The Massachusetts State Monument in Winchester National Cemetery evokes movement. The Civil War Campaigns in the Shenandoah Valley were not always decisive, but each side marched leagues of miles, seeking position, supplies, or battlefield victory. The storm clouds and light around the bronzed soldier perhaps suggest the conflict of war and the ideal of “marching on.”

Unknown. In language, it’s an adjective with meanings:Not known; Greater than is imagined; Not having communication.” Pause and sit a moment with me at an Unknown grave. There is a story greater than we could imagine, but we have no communication and simply do not know.

I find a tension in the word “unknown.” Sometimes, that tension is fearful. Sometimes, matter-of-fact accepting. Perhaps it is the future, the details of circumstance, or even loved ones in this present time caught in the fog of unknown. It’s the tension of coming to peace with the unknown, accepting that we can’t always know but we have to trust and keep walking.

You’ll find this text plaque on one of the “buried” cannons near the center of Winchester National Cemetery, noting the burials of Civil War soldiers (and a few civilians). The phrase on the eagle’s banner “E Pluribus Unum” is the popular patriotic concept “Out of many, one.” While meant in the national sense of unity, perhaps the phrase also reflects here on the cemetery. Many sacrifice stories and many fallen soldiers gathered into one resting place.

Looking back across the cemetery and catching the Massachusetts State Monument with the flag in the background… I’m reminded of this quote from a Massachusetts colonel and the battle of New Market:

“Conspicuous, only, perhaps, from their more exposed position, were Color Sergeant John E. Calligau; Corporal Pepper, bearer of the State flag, hit four times, and struck to the ground; Corporal Wishart, who took the colors from his hands, and bore them the remainder of the day; and Capt. Bacon, of the Color Company, who fell directly behind his colors, while keeping his ranks steady as on parade.”

(We are quite sure that some of these fallen men rest in graves only numbered or marked unknown in the shadow the statue and the flag.)

Stanzas from “Bivouac of the Dead” are often found on plaques in Civil War era National Cemeteries, and Winchester is no exception. The angle of this photo’s view lets the lines of historic poetry form the go between for the dead and the sunset storm. Something between the dead and the living, perhaps?

The Pennsylvania State Monument includes this plaque fastened to the reddish stone which forms the base, supporting the bronze image of a female figure holding a fallen soldier—almost Pieta-like. But focus a moment on the words chosen here. Lincoln’s Gettysburg Address is echoed, offering a meaning for the cost of liberty and national unity.

The 114th New York Regiment’s monumental obelisk is the tallest of the columns in the cemetery. On the August storm evening, the clouds parted around it, leaving the setting light to spotlight it. Obelisks as monuments date back to ancient times, once inscribed with hieroglyphs by Ancient Egyptians, recording the deeds of kings, rulers, religion, and soldiers. The New Yorkers skipped language that needs a Rosetta Stone, instead leaving an inscription of their regiment’s role in the Third Battle of Winchester which was fought over this ground. They also left a visual in bronze of that battle, ensuring that even without inscribed words, their story would be seen.

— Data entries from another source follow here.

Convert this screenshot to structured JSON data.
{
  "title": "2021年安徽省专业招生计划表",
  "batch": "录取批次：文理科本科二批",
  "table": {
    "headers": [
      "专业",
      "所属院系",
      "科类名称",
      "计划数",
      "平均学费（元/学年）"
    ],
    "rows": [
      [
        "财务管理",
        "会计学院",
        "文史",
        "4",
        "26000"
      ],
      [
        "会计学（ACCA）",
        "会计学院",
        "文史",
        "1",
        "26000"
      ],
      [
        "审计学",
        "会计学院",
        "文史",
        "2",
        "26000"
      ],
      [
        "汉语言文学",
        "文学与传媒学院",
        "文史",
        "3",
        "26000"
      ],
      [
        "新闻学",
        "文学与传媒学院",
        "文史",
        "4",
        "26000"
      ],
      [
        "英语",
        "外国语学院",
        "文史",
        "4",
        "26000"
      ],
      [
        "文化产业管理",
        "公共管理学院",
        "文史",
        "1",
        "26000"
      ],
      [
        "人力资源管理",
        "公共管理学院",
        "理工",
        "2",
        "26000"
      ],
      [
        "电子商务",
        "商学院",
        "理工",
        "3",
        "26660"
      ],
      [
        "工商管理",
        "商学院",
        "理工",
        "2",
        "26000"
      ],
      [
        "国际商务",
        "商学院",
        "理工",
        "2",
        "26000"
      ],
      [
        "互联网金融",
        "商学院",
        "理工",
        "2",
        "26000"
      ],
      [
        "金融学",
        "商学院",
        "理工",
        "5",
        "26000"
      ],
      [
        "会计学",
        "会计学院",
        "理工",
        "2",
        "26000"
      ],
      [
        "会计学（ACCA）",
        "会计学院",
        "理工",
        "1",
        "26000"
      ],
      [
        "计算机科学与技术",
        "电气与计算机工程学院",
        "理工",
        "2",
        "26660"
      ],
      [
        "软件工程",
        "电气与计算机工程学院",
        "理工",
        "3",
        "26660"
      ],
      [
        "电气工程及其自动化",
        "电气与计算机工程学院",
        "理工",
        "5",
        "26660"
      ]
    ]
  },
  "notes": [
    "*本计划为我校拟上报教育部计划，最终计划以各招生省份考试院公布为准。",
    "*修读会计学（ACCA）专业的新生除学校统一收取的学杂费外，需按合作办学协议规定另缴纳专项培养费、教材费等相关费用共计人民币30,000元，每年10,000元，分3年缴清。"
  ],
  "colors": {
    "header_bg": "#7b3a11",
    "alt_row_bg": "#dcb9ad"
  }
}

Eventually the rain and late hour drives me from the cemetery on that August evening. But the scenes and the stories go with me.


Now, I’m looking at research files and drafted tour notes…in a few days some of the stories of these buried soldiers will be told on the field of their final fight: New Market battlefield. Come join us on the fundraiser battlefield tour, rediscover some soldiers’ stories, and help to support Wreaths Across America to place wreaths on their graves this coming December.

1 Response to Storms & Light at Winchester National Cemetery

  1. Storms in the Shenendoah seem appropriate. After reading the Wittenberg-Mingus two volume series on the march towards Gettysburg, one takeaway: thetroops seemed to be marching in rain and sleeping in mud much of the time.